I found a heritage webpage that has historic information and images if anyone is interested in checking it out.
https://www.archives.gov/research/african-americans/wwi/war
Tommymac
(7,263 posts)At the time they were the 45th best public school system or something like that.
We were taught about G.W. Carver and his peanuts, Harriet Tubman and her underground railroad (not a very good spin on her), and happy slaves who were put out in the cold by the South's loss of the Civil War.
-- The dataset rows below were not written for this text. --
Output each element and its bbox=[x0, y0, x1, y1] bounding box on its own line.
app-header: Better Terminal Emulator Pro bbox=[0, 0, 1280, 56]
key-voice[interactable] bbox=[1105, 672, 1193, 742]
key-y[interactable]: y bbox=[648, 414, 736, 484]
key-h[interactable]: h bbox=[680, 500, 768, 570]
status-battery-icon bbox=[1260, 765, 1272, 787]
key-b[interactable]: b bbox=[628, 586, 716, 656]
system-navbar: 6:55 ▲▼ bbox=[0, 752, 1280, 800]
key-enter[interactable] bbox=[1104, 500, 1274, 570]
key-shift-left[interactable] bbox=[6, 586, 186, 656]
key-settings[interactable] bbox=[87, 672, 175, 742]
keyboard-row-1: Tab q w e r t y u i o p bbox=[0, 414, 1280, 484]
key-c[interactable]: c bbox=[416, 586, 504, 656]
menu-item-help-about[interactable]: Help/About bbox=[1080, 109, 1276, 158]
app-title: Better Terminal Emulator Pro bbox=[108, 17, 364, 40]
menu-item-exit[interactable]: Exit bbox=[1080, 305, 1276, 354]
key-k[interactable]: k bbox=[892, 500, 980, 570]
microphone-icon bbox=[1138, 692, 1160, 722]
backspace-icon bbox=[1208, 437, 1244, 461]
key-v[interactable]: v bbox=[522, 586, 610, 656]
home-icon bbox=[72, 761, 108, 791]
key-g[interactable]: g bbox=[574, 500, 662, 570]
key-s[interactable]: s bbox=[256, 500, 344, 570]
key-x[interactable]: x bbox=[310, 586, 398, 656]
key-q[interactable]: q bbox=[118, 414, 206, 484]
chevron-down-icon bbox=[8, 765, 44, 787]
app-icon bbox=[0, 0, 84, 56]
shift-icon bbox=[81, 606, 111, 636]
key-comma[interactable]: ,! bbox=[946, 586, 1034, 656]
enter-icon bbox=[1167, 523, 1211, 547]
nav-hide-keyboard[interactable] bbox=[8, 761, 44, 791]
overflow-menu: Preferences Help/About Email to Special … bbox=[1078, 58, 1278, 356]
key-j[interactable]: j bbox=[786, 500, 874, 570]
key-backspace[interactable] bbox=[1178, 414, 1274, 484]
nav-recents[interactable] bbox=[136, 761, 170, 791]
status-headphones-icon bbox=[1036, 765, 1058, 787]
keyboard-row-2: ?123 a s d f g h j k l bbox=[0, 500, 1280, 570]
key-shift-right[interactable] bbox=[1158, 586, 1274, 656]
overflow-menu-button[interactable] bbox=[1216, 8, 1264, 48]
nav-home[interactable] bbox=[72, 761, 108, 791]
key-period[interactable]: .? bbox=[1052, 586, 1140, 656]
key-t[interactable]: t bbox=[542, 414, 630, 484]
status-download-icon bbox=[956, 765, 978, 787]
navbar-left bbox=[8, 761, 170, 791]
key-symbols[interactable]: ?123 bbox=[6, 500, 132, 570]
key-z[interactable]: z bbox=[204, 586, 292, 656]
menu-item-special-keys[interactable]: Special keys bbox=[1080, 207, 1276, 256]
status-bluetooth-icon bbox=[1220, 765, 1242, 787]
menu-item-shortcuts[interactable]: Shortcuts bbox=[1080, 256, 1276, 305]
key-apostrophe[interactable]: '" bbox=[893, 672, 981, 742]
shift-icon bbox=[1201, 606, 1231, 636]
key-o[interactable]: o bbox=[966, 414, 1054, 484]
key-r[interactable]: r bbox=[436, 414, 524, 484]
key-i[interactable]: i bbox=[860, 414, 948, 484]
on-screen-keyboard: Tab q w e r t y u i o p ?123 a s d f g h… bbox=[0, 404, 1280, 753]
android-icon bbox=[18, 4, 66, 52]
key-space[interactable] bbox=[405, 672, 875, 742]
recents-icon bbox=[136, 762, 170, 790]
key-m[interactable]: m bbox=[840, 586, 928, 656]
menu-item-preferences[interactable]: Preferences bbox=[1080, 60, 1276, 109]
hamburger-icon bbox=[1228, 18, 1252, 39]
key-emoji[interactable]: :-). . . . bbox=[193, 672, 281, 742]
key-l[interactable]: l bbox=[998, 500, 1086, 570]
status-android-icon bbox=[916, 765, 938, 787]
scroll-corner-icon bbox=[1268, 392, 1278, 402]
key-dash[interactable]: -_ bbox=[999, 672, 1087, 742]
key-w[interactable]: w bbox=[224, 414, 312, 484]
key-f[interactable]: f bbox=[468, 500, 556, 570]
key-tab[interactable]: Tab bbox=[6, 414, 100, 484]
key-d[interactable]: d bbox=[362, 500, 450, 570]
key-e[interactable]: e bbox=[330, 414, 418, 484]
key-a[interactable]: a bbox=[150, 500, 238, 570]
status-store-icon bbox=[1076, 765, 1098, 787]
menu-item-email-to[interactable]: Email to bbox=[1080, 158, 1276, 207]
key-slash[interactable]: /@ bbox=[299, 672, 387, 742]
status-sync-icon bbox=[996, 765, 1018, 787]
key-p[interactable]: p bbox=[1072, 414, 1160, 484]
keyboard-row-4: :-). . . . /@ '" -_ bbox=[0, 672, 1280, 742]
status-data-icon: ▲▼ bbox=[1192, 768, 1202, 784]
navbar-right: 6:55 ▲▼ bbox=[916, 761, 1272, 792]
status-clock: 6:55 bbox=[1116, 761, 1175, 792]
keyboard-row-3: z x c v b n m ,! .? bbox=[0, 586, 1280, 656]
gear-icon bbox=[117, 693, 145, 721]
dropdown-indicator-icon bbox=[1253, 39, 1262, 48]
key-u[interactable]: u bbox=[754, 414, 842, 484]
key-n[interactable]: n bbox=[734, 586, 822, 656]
Oh yeah, and my teachers for the most part (except for 2 who were from northern states) told us in so many code words (not in textbooks): how Black folk were just not intelligent enough, and/or genetically challenged compared to superior European stock after all Darwin claimed it to be so if one believed his fairy stories, and/or too lazy to change their old inbred African ways to make it in modern times using modern wonders such as power tools and cars and washing machines instead of sticks and stones; that's why they were all so poor, and had to steal Government money in the form of food stamps and welfare to survive in 20th century White America.
Thank God for the liberal University of North Carolina which I attended...oh wait, never mind. The Koch's have destroyed that too.
secondwind
(16,903 posts)PurgedVoter
(2,217 posts)Growing up, it was always, be nervous those people will riot and loot. As opposed to the truth that the people that looked like me will riot, and kill.
flying_wahini
(6,594 posts)Makes me sick to even read about it.